1人で買い物 達成の喜び
子どもにとって、買い物やおつかいの経験は、達成感が得られたり、金銭感覚が養われたりする貴重な機会だ。安全で楽しいものとするには、どんなことに注意すればよいのだろう。
東京都内の母親(38)はこの春、小学2年生の長男(7)に、初めておつかいを頼んだ。長男は、自宅から数軒先のコンビニ店で牛乳を買って帰ってきた。「褒められて、自信がついたようです。またおつかいに行きたいと話しています」と母親は笑顔で振り返る。
ベネッセ食育研究所(東京)は2009年、「子どもがする手伝い」について、4歳から小学校6年生の子を持つ母親2781人に聞いた(複数回答)。「おつかいに行く」と答えたのは4割。年齢別では幼児が25%、小学校低学年が43%、高学年が60%だった。
白梅学園大学長の汐見稔幸さん(教育学、子ども学)は「買い物やおつかいの体験が、子どもの育ちに与える影響は大きい。ちゃんとできた、役に立てたという自信や達成感につながります」と語る。
ただし、年齢や成長にあったやり方で体験させることが大切だ。幼児期は、自宅で買い物ごっこをするなど遊び感覚で練習し、親が一緒に店に行った際、子どもに買い物やレジでの精算を任せてみる。親は少し距離を置いて見守り、まずは一つの商品を買わせることから始めるとよいだろう。店が混み合わない時間帯を選びたい。
一人でのおつかいは、交通ルールを守ることができ、言われたことがきちんとわかるようになってからにしたい。
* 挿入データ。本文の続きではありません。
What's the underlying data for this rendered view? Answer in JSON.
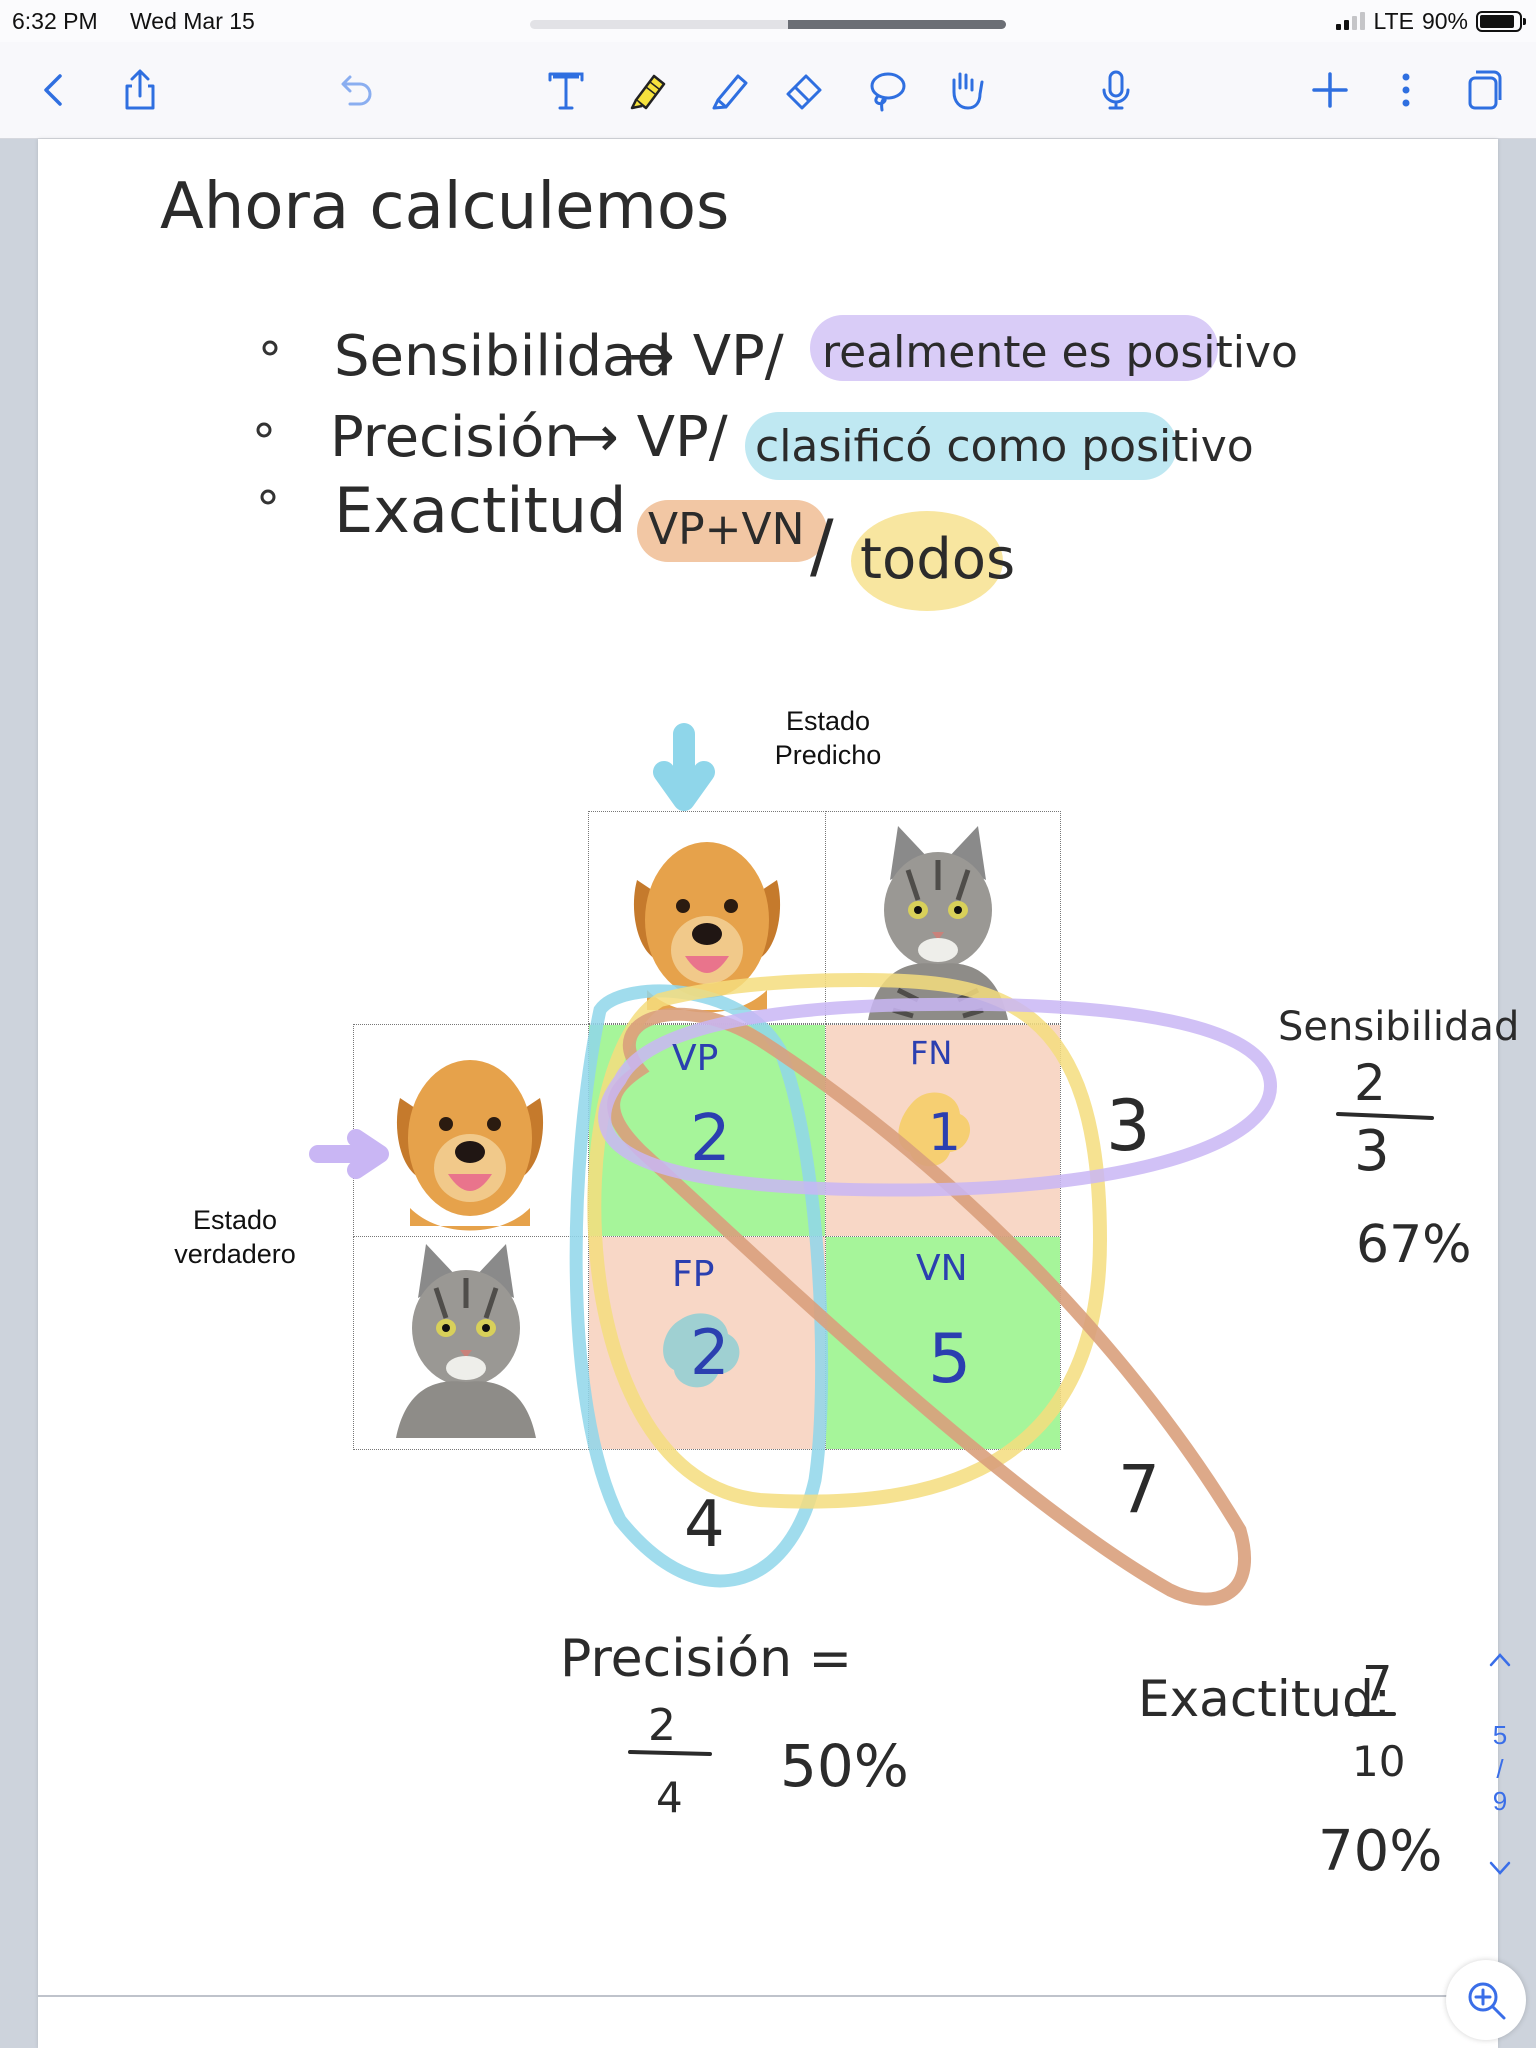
{
  "status_bar": {
    "time": "6:32 PM",
    "date": "Wed Mar 15",
    "network": "LTE",
    "battery": "90%",
    "battery_level": 0.9
  },
  "toolbar": {
    "icons": [
      "back-icon",
      "share-icon",
      "undo-icon",
      "text-tool-icon",
      "highlighter-icon",
      "pen-icon",
      "eraser-icon",
      "lasso-icon",
      "hand-icon",
      "microphone-icon",
      "add-icon",
      "more-icon",
      "pages-icon"
    ],
    "accent": "#2f6fe0"
  },
  "note": {
    "heading": "Ahora calculemos",
    "bullets": [
      {
        "term": "Sensibilidad",
        "formula": "→ VP/",
        "highlight": "realmente es positivo",
        "highlight_color": "#d9ccf7"
      },
      {
        "term": "Precisión",
        "formula": "→ VP/",
        "highlight": "clasificó como positivo",
        "highlight_color": "#bfe8f2"
      },
      {
        "term": "Exactitud",
        "formula_highlight": "VP+VN",
        "formula_color": "#f2c7a4",
        "separator": "/",
        "highlight": "todos",
        "highlight_color": "#f8e6a0"
      }
    ]
  },
  "matrix": {
    "predicted_label": "Estado\nPredicho",
    "true_label": "Estado\nverdadero",
    "cells": {
      "vp": {
        "tag": "VP",
        "value": "2",
        "color": "#a6f59a"
      },
      "fn": {
        "tag": "FN",
        "value": "1",
        "color": "#f8d7c6"
      },
      "fp": {
        "tag": "FP",
        "value": "2",
        "color": "#f8d7c6"
      },
      "vn": {
        "tag": "VN",
        "value": "5",
        "color": "#a6f59a"
      }
    },
    "row_total": "3",
    "col_total": "4",
    "diag_total": "7",
    "image_names": [
      "dog-photo",
      "cat-photo"
    ]
  },
  "results": {
    "sensibilidad": {
      "label": "Sensibilidad =",
      "num": "2",
      "den": "3",
      "pct": "67%"
    },
    "precision": {
      "label": "Precisión =",
      "num": "2",
      "den": "4",
      "pct": "50%"
    },
    "exactitud": {
      "label": "Exactitud:",
      "num": "7",
      "den": "10",
      "pct": "70%"
    }
  },
  "pager": {
    "current": "5",
    "sep": "/",
    "total": "9"
  }
}
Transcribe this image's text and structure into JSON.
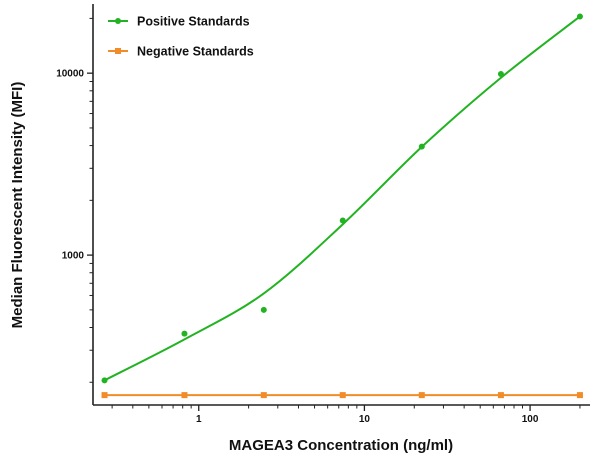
{
  "chart_data": {
    "type": "scatter",
    "title": "",
    "xlabel": "MAGEA3 Concentration (ng/ml)",
    "ylabel": "Median Fluorescent Intensity (MFI)",
    "x_scale": "log",
    "y_scale": "log",
    "xlim": [
      0.23,
      230
    ],
    "ylim": [
      150,
      24000
    ],
    "x_ticks": [
      1,
      10,
      100
    ],
    "x_tick_labels": [
      "1",
      "10",
      "100"
    ],
    "y_ticks": [
      1000,
      10000
    ],
    "y_tick_labels": [
      "1000",
      "10000"
    ],
    "grid": false,
    "legend_position": "top-left",
    "series": [
      {
        "name": "Positive Standards",
        "color": "#22b322",
        "marker": "circle",
        "fit": "sigmoidal curve",
        "x": [
          0.27,
          0.82,
          2.47,
          7.4,
          22.2,
          66.7,
          200
        ],
        "y": [
          205,
          370,
          500,
          1550,
          3950,
          9900,
          20500
        ]
      },
      {
        "name": "Negative Standards",
        "color": "#f28c28",
        "marker": "square",
        "fit": "line",
        "x": [
          0.27,
          0.82,
          2.47,
          7.4,
          22.2,
          66.7,
          200
        ],
        "y": [
          170,
          170,
          170,
          170,
          170,
          170,
          170
        ]
      }
    ]
  }
}
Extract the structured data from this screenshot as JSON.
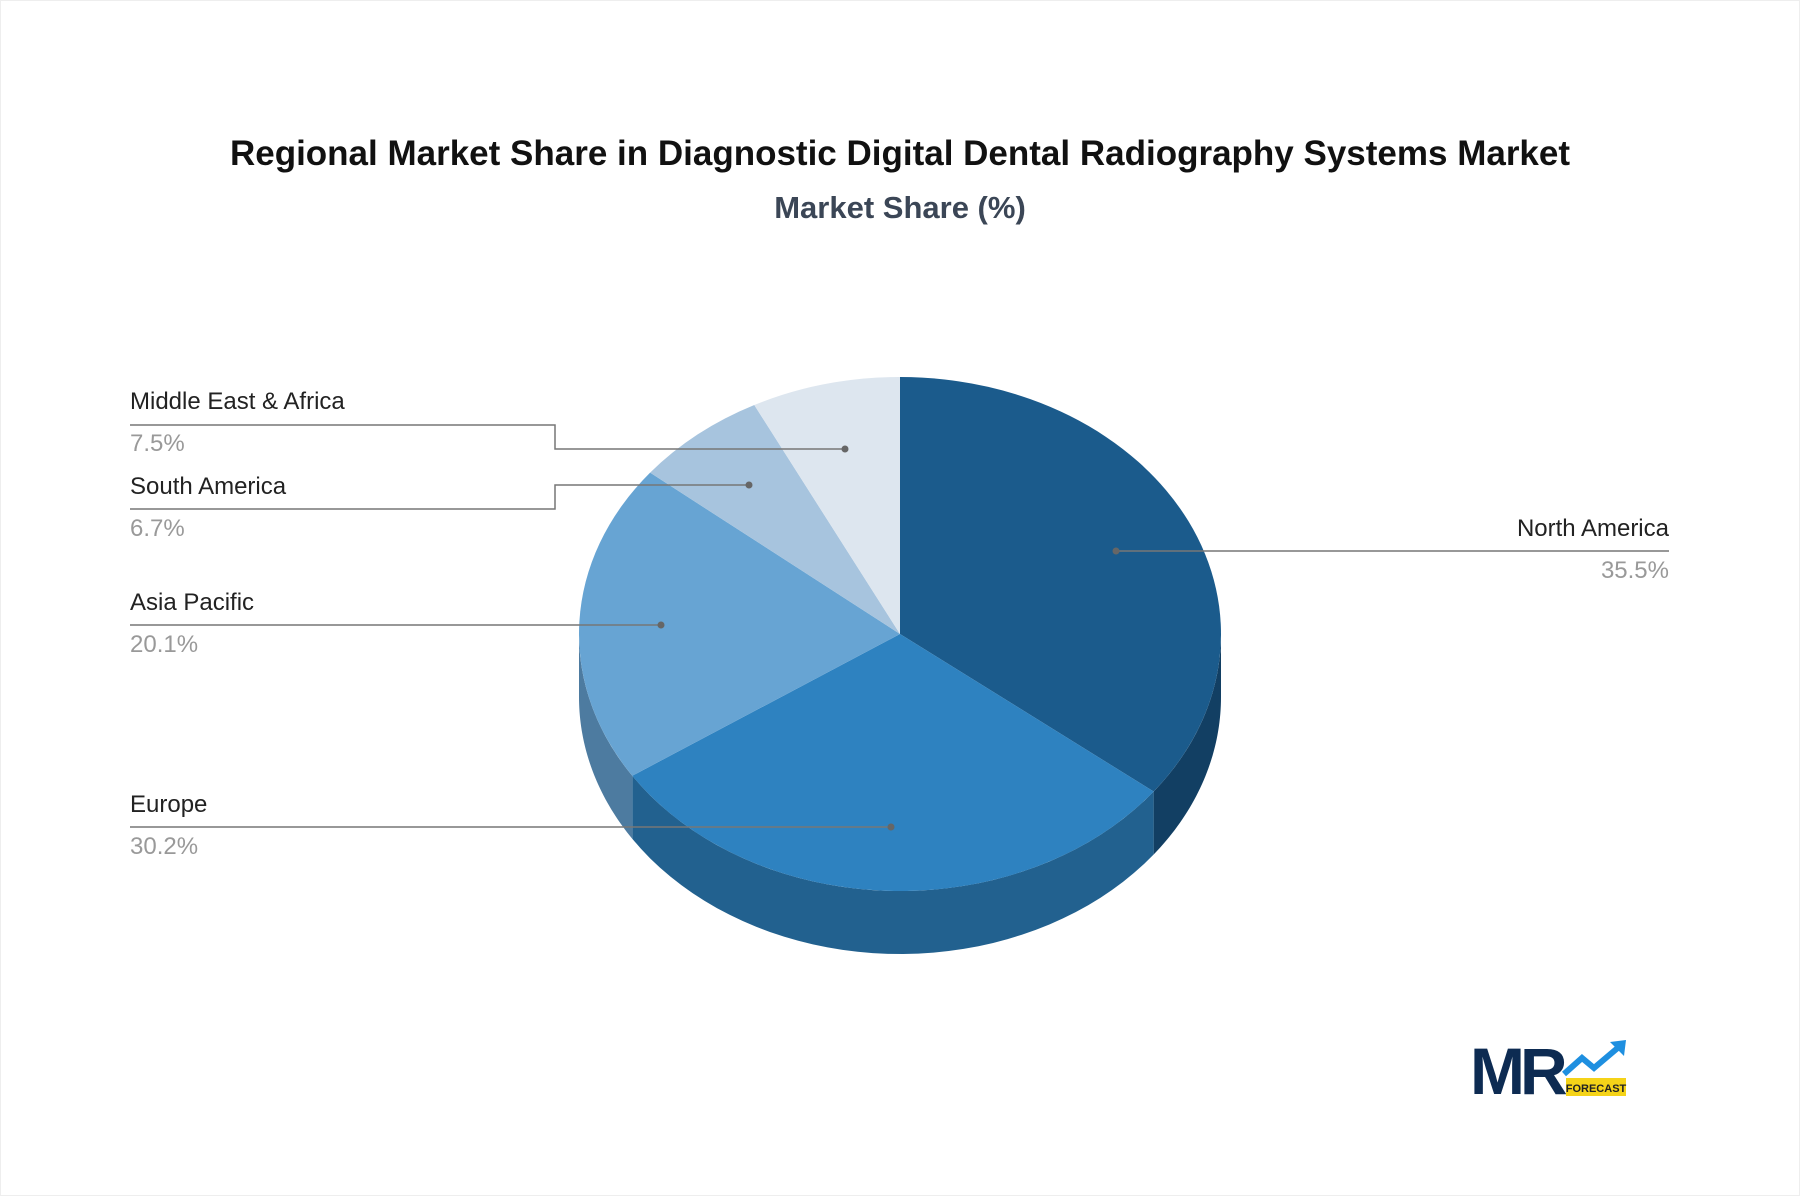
{
  "chart_data": {
    "type": "pie",
    "style": "3d",
    "title": "Regional Market Share in Diagnostic Digital Dental Radiography Systems Market",
    "subtitle": "Market Share (%)",
    "categories": [
      "North America",
      "Europe",
      "Asia Pacific",
      "South America",
      "Middle East & Africa"
    ],
    "values": [
      35.5,
      30.2,
      20.1,
      6.7,
      7.5
    ],
    "value_labels": [
      "35.5%",
      "30.2%",
      "20.1%",
      "6.7%",
      "7.5%"
    ],
    "colors": [
      "#1b5b8c",
      "#2e82c0",
      "#67a4d3",
      "#a7c4de",
      "#dde6ef"
    ],
    "side_colors": [
      "#123f63",
      "#22618f",
      "#4d7ba0",
      "#7f97ad",
      "#a9b3bd"
    ]
  },
  "logo": {
    "text": "MR",
    "badge": "FORECAST"
  }
}
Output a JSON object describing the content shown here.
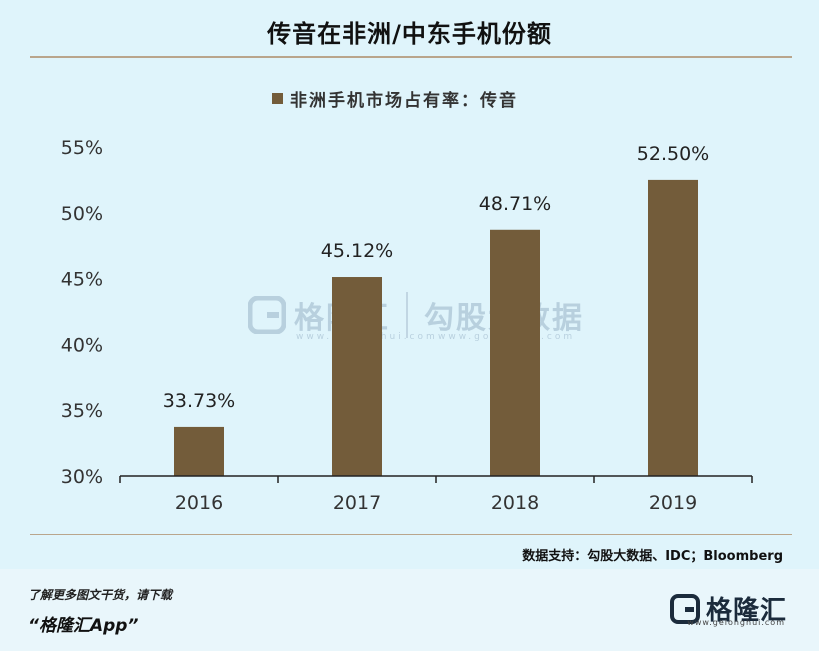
{
  "title": "传音在非洲/中东手机份额",
  "legend": "非洲手机市场占有率：传音",
  "source": "数据支持：勾股大数据、IDC；Bloomberg",
  "watermark": {
    "left_text": "格隆汇",
    "left_url": "www.gelonghui.com",
    "right_text": "勾股大数据",
    "right_url": "www.gogudata.com"
  },
  "footer": {
    "line1": "了解更多图文干货，请下载",
    "line2": "“格隆汇App”",
    "brand": "格隆汇",
    "brand_url": "www.gelonghui.com"
  },
  "colors": {
    "bar": "#735c3a",
    "background": "#dff4fb",
    "accent_line": "#b9a58c"
  },
  "chart_data": {
    "type": "bar",
    "categories": [
      "2016",
      "2017",
      "2018",
      "2019"
    ],
    "series": [
      {
        "name": "非洲手机市场占有率：传音",
        "values": [
          33.73,
          45.12,
          48.71,
          52.5
        ]
      }
    ],
    "data_labels": [
      "33.73%",
      "45.12%",
      "48.71%",
      "52.50%"
    ],
    "ylim": [
      30,
      55
    ],
    "yticks": [
      30,
      35,
      40,
      45,
      50,
      55
    ],
    "ytick_labels": [
      "30%",
      "35%",
      "40%",
      "45%",
      "50%",
      "55%"
    ],
    "grid": false,
    "legend_position": "top-center"
  }
}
小学校高学年くらいになったら、複数の商品の買い物を頼んだり、「あるメーカーの商品を買ってきて」といったより具体的なおつかいになることもある。そんな時、店に望んだ商品がなければ、「買わないで帰る」「似た商品を買う」など子どもの自己判断が必要になる。「困った時、一生懸命考えて事態を切り抜けたり、臨機応変に行動したりする練習にもなります」と汐見さんは話す。
やる気つなげる「ありがとう」
最大のポイントは、おつかいの後、「ありがとう。よくできたね」などとしっかり褒めることだ。買ってくるものを間違えたり、忘れたりしても、責めない。子どもの気持ちを尊重し、次のやる気につなげたい。
「子供のお金教育を考える会」代表のあんびるえつこさんは「おつかいを通して、物を買うにはお金を払わなくてはいけないこと、お釣りを間違えずにもらうことなど、社会のルールが学べる」と話す。
小学生と中学生の子どもがいるあんびるさんは、子どもと一緒に買い物に行った際、自分がどんな基準で買い物をしているか伝えているという。例えば、「産地をよく見て買っているのよ」とか、「値段と量を比べて、こちらが得だから買おう」など。こうした経験の積み重ねが、お金の大切さを実感したり、将来、小遣いの使い道を考えたりすることにつながる。
後で「買い物したときどんな気分だった?」「なぜこの商品を買おうと思ったの?」などと尋ねてみると、子どもならではの理由や気持ちを知ることもできる。親にとって、子どもの成長を実感できる機会になる。